Mamá empezó a gemir, y se puso histérica al ver sangre brotando de lo que resultó ser mi nariz rota, y luego casi se desmayó, haciendo que mi papá nos llevara rápidamente al hospital, para que me tomaran puntos de sutura, y para cerciorarse de que ella iba a estar bien. Y luego, me quedó una pronunciada cicatriz estilo Frankenstein en la nariz y entre los ojos que todavía podrán ver si me miran de cerca. Teniendo en cuenta la gran cantidad de sustos en los años que siguieron, la cicatriz no es gran cosa. Además, me da carácter, o por lo menos eso es lo que dirían las chicas.

La nariz rota escasamente me detuvo. Cuando llegué a preescolar —en la época en que nuestra familia creció hasta un total de cuatro, gracias a la llegada de mi hermanita Marissa, tres años menor que yo— fui transformado básicamente en una versión joven de Speedy Gonzales. Luego de tener una energía ilimitada y muy poco miedo, es posible que no haya reconocido conscientemente la suerte que tenía de estar vivo. Pero a partir de una fecha tan lejana como puedo recordar, he tenido un gran aprecio por todas las experiencias que la vida tenía para ofrecer y no he querido perderme de nada.

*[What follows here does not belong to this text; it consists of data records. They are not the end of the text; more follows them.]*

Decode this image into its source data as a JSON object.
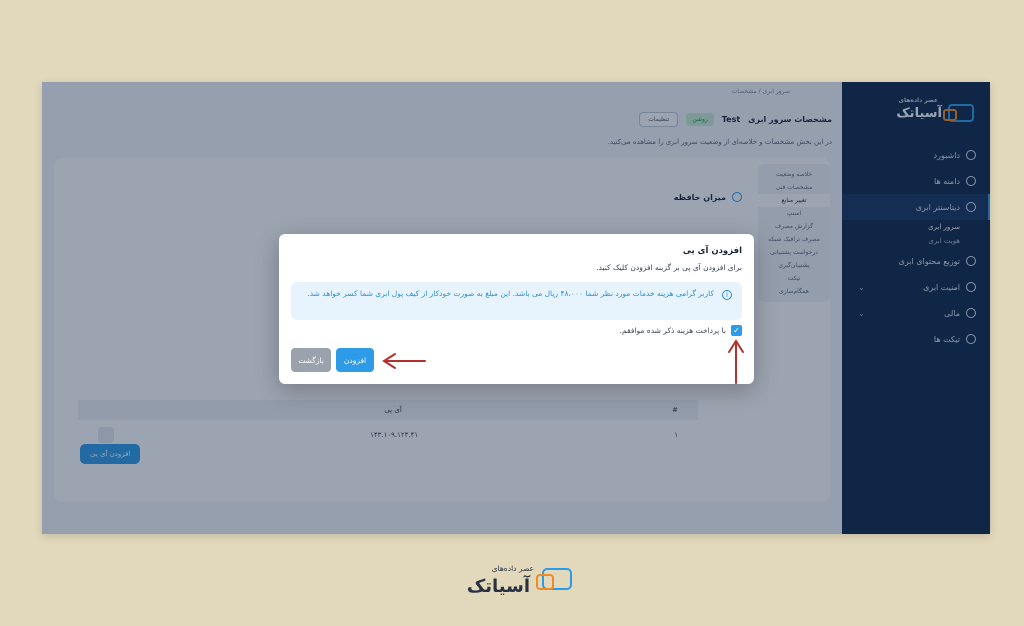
{
  "sidebar": {
    "logo_small": "عصر داده‌های",
    "logo_text": "آسیاتک",
    "items": [
      {
        "label": "داشبورد"
      },
      {
        "label": "دامنه ها"
      },
      {
        "label": "دیتاسنتر ابری"
      },
      {
        "label": "توزیع محتوای ابری"
      },
      {
        "label": "امنیت ابری"
      },
      {
        "label": "مالی"
      },
      {
        "label": "تیکت ها"
      }
    ],
    "sub_items": [
      {
        "label": "سرور ابری"
      },
      {
        "label": "هویت ابری"
      }
    ]
  },
  "main": {
    "breadcrumb": "سرور ابری / مشخصات",
    "title": "مشخصات سرور ابری",
    "server_name": "Test",
    "status_badge": "روشن",
    "settings_label": "تنظیمات",
    "subtitle": "در این بخش مشخصات و خلاصه‌ای از وضعیت سرور ابری را مشاهده می‌کنید.",
    "tabs": [
      "خلاصه وضعیت",
      "مشخصات فنی",
      "تغییر منابع",
      "اسنپ",
      "گزارش مصرف",
      "مصرف ترافیک شبکه",
      "درخواست پشتیبانی",
      "پشتیبان‌گیری",
      "تیکت",
      "همگام‌سازی"
    ],
    "section_title": "میزان حافظه",
    "add_ip_button": "افزودن آی پی",
    "table": {
      "headers": [
        "#",
        "آی پی"
      ],
      "rows": [
        {
          "index": "۱",
          "ip": "۱۴۳.۱۰۹.۱۲۳.۴۱"
        }
      ]
    }
  },
  "modal": {
    "title": "افزودن آی پی",
    "description": "برای افزودن آی پی بر گزینه افزودن کلیک کنید.",
    "alert_text": "کاربر گرامی هزینه خدمات مورد نظر شما ۴۸،۰۰۰ ریال می باشد. این مبلغ به صورت خودکار از کیف پول ابری شما کسر خواهد شد.",
    "agree_label": "با پرداخت هزینه ذکر شده موافقم.",
    "add_button": "افزودن",
    "back_button": "بازگشت"
  },
  "brand": {
    "small_text": "عصر داده‌های",
    "name": "آسیاتک"
  },
  "colors": {
    "accent": "#2d9be8",
    "sidebar": "#0f2748",
    "arrow": "#b5302c",
    "background": "#e2d9bc"
  }
}
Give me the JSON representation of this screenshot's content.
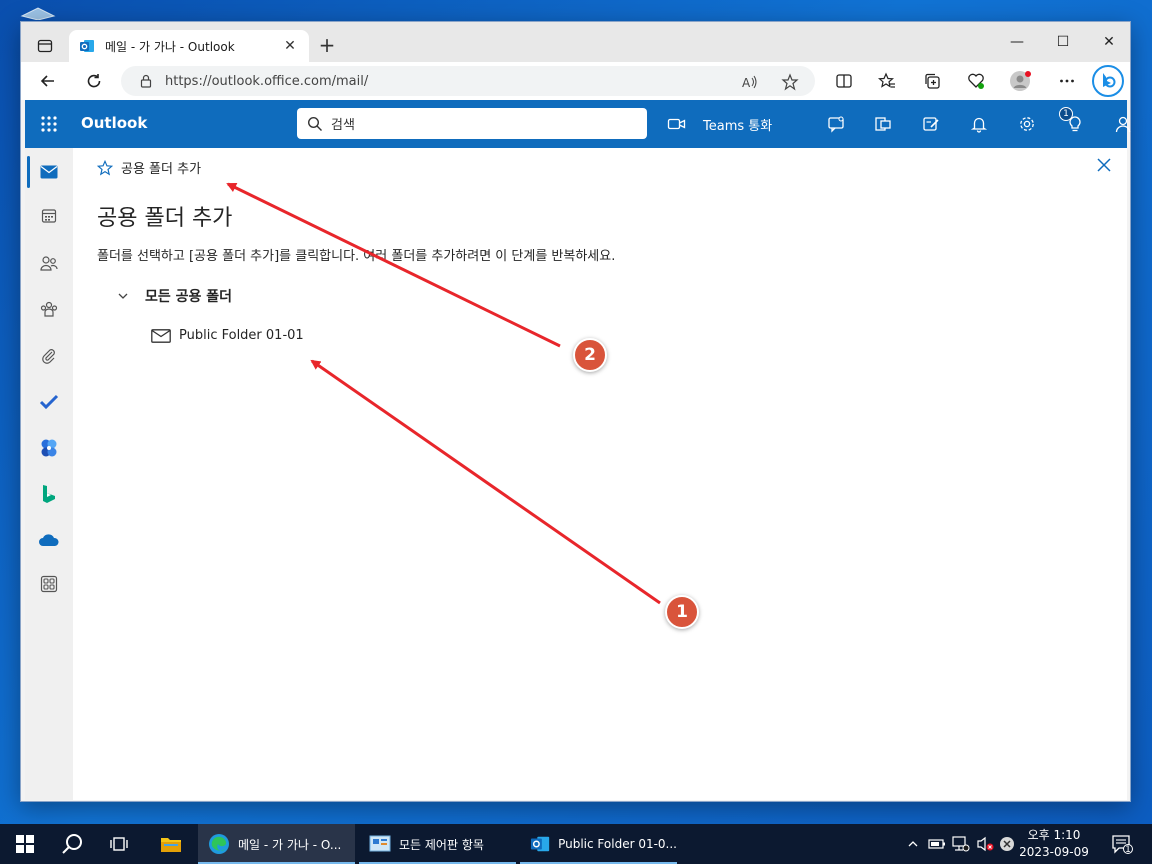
{
  "browser": {
    "tab_title": "메일 - 가 가나 - Outlook",
    "url": "https://outlook.office.com/mail/",
    "accent": "#0f6cbd"
  },
  "outlook": {
    "brand": "Outlook",
    "search_placeholder": "검색",
    "teams_call": "Teams 통화",
    "notification_count": "1"
  },
  "panel": {
    "breadcrumb": "공용 폴더 추가",
    "title": "공용 폴더 추가",
    "instruction": "폴더를 선택하고 [공용 폴더 추가]를 클릭합니다. 여러 폴더를 추가하려면 이 단계를 반복하세요.",
    "tree_root": "모든 공용 폴더",
    "tree_child": "Public Folder 01-01"
  },
  "annotations": {
    "marker1": "1",
    "marker2": "2",
    "color": "#e8262b"
  },
  "taskbar": {
    "apps": [
      {
        "label": "메일 - 가 가나 - O..."
      },
      {
        "label": "모든 제어판 항목"
      },
      {
        "label": "Public Folder 01-0..."
      }
    ],
    "time": "오후 1:10",
    "date": "2023-09-09",
    "notification_count": "1"
  }
}
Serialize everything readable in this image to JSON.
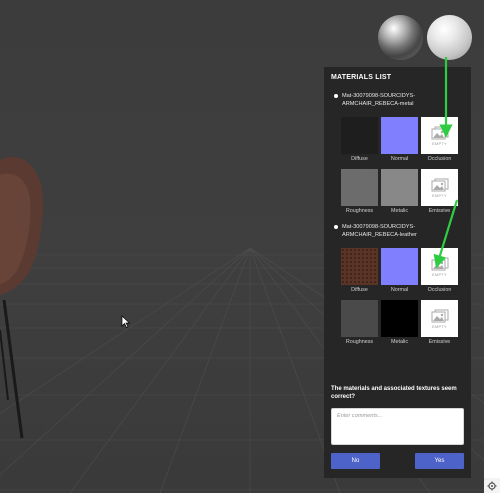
{
  "panel": {
    "title": "MATERIALS LIST",
    "materials": [
      {
        "name": "Mat-30079098-SOURCIDYS-ARMCHAIR_REBECA-metal",
        "maps": [
          {
            "label": "Diffuse",
            "state": "dark"
          },
          {
            "label": "Normal",
            "state": "normal"
          },
          {
            "label": "Occlusion",
            "state": "empty",
            "empty_text": "EMPTY"
          },
          {
            "label": "Roughness",
            "state": "texture"
          },
          {
            "label": "Metalic",
            "state": "texture"
          },
          {
            "label": "Emissive",
            "state": "empty",
            "empty_text": "EMPTY"
          }
        ]
      },
      {
        "name": "Mat-30079098-SOURCIDYS-ARMCHAIR_REBECA-leather",
        "maps": [
          {
            "label": "Diffuse",
            "state": "leather"
          },
          {
            "label": "Normal",
            "state": "normal"
          },
          {
            "label": "Occlusion",
            "state": "empty",
            "empty_text": "EMPTY"
          },
          {
            "label": "Roughness",
            "state": "texture"
          },
          {
            "label": "Metalic",
            "state": "black"
          },
          {
            "label": "Emissive",
            "state": "empty",
            "empty_text": "EMPTY"
          }
        ]
      }
    ]
  },
  "review": {
    "question": "The materials and associated textures seem correct?",
    "comments_placeholder": "Enter comments...",
    "no_label": "No",
    "yes_label": "Yes"
  },
  "colors": {
    "accent": "#4e63c9",
    "annotation_arrow": "#2ecc40",
    "panel_bg": "#262626",
    "normal_map": "#8080ff"
  },
  "icons": {
    "empty_texture": "image-placeholder-icon",
    "settings": "gear-icon",
    "cursor": "mouse-pointer-icon"
  }
}
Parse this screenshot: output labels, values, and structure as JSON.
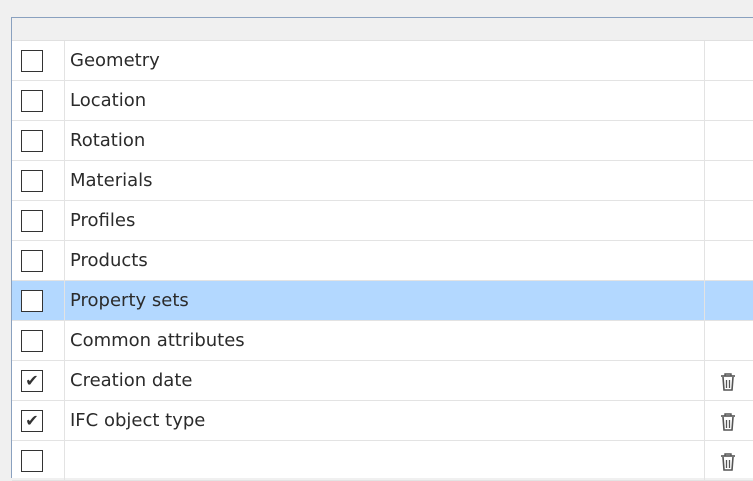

Quería ser parte de lo que fuera que estuviera sucediendo en casa, con nuestra familia inmediata o con nuestra familia más amplia, en la escuela o en el vecindario. A veces me pregunto si la bruja no puso en un pequeño ingrediente adicional que me convirtió en una especie de cabecilla o instigador. O tal vez esto era solo el entrenamiento temprano para mis futuras habilidades como presentador.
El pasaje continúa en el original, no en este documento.